Die deutsche Zeitschriftenlandschaft sei weltweit einzigartig. Umso wichtiger ist es, so Scherzer weiter, dass die Politik in Berlin und Brüssel die regulatorischen Rahmenbedingungen für die Freie Presse, die von inhabergeführten, mittelständischen Verlagen getragen werde, technologieneutral und zukunftsfest ausgestalte. So drohe die EU-Datenschutznovelle ganz konkret, die redaktionelle Pressefreiheit, den Vertrieb von Fach- und Publikumspresse, aber auch die digitalen Geschäftsmodelle der Verlage massiv zu beschädigen. "Die Bundesregierung muss im Ministerrat weiterhin auf angemessene Lösungen dringen", so Scherzer. "Denn eine Verordnung, die Verlage und europäische Unternehmen wirtschaftlich benachteiligt und die redaktionelle Datenverarbeitung und damit die Pressefreiheit schwächt, ist das Gegenteil zukunftsfähiger Regulierung und verhindert ein level playing field."
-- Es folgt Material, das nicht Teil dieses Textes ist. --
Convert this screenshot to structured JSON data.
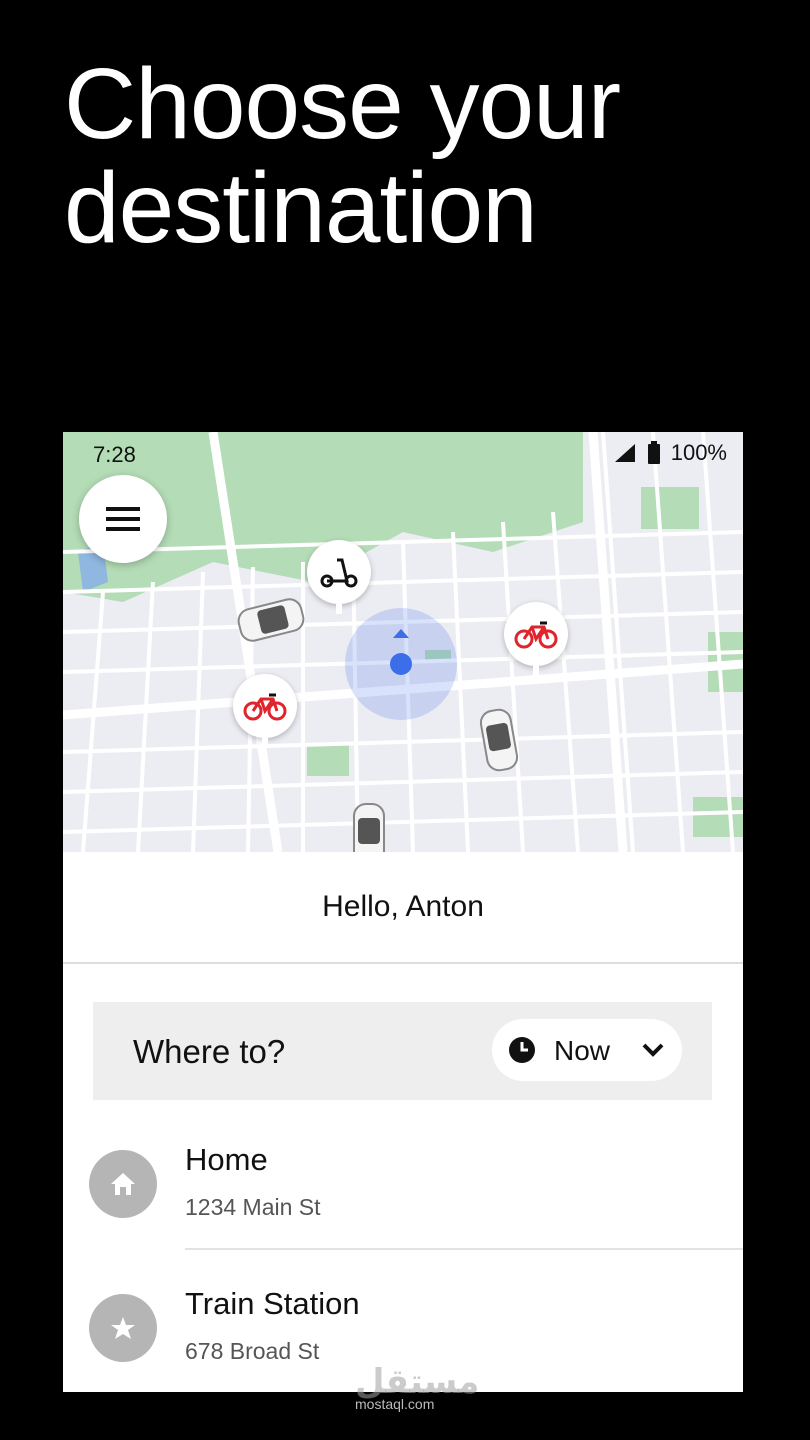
{
  "headline": {
    "line1": "Choose your",
    "line2": "destination"
  },
  "status_bar": {
    "time": "7:28",
    "battery": "100%"
  },
  "map": {
    "menu_icon": "hamburger-menu-icon",
    "location_color": "#3b6ee8",
    "vehicles": [
      "scooter-icon",
      "bike-icon",
      "bike-icon",
      "car-icon",
      "car-icon",
      "car-icon"
    ]
  },
  "greeting": "Hello, Anton",
  "search": {
    "label": "Where to?",
    "time_label": "Now"
  },
  "saved_places": [
    {
      "name": "Home",
      "address": "1234 Main St",
      "icon": "home-icon"
    },
    {
      "name": "Train Station",
      "address": "678 Broad St",
      "icon": "star-icon"
    }
  ],
  "watermark": {
    "arabic": "مستقل",
    "latin": "mostaql.com"
  },
  "colors": {
    "background": "#000000",
    "bike_red": "#e0242c",
    "map_bg": "#ececf3",
    "park_green": "#b4dcb6"
  }
}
Ausdehnung des reduzierten Mehrwertsteuer-Satzes auf digitale Presse endlich beschließen

Scherzer warnte vor weiteren Werbeverboten, diese würden die wirtschaftliche Grundlage der Presse weiter gefährden. Darüber hinaus sei es dringend geboten, die reduzierte Mehrwertsteuer endlich auch für digitale Medienangebote der Presse zu verabschieden. Da ein zunehmender Teil der Auflage als ePaper oder App in digitaler Form verkauft werde, wachse der Anteil der Vertriebserlöse, der mit 19 statt sieben Prozent besteuert wird, im anspruchsvollen Transformationsprozess.

Auch das Bundeskartellamt drohe die wirtschaftliche Weiterentwicklung von Verlagen zu belasten. Während in den USA ein Marktführer wie Facebook seinen größten Konkurrenten WhatsApp für 19 Milliarden Dollar kaufen könne - mit globalen Auswirkungen - werde in Deutschland kleinkariert auf einen Submarkt wie die Programmzeitschriften geschaut. "Die kartellrechtlichen Fesseln aus den 70er Jahren sind nicht mehr zeitgemäß und müssen dringend den Realitäten in einer globalen Medienwelt angepasst werden", so Scherzer. "Regulierung, so der Eindruck vieler Verleger", betonte Scherzer, "ist ein Synonym für Marktbeschränkung der kleinen und mittleren Medienunternehmen und zugleich eine großartige Vorlage für globale Megaplayer, die scheinbar regelungsfrei agieren".

Keine Kapitulation in Brüssel vor dem Suchmaschinen-Monopol

Ein frappierender Fall dafür sei das Google-Kartellverfahren. EU-Wettbewerbskommissar Almunia bleibe aufgefordert, die Bevorzugung eigener Angebote durch Google als wettbewerbswidriges Verhalten zu unterbinden. "Wenn Almunia Google die Selbstbegünstigung im Suchmonopol ausdrücklich gestattet, ist das die gewollte Billigung des Marktmissbrauches durch die Wettbewerbsbehörde zu Lasten von Verbrauchern, europäischer Wirtschaft und Innovation. Dies wäre eine historische Fehlentscheidung mit kaum absehbaren Folgen, nicht zuletzt auch für die Medienvielfalt", warnte Scherzer.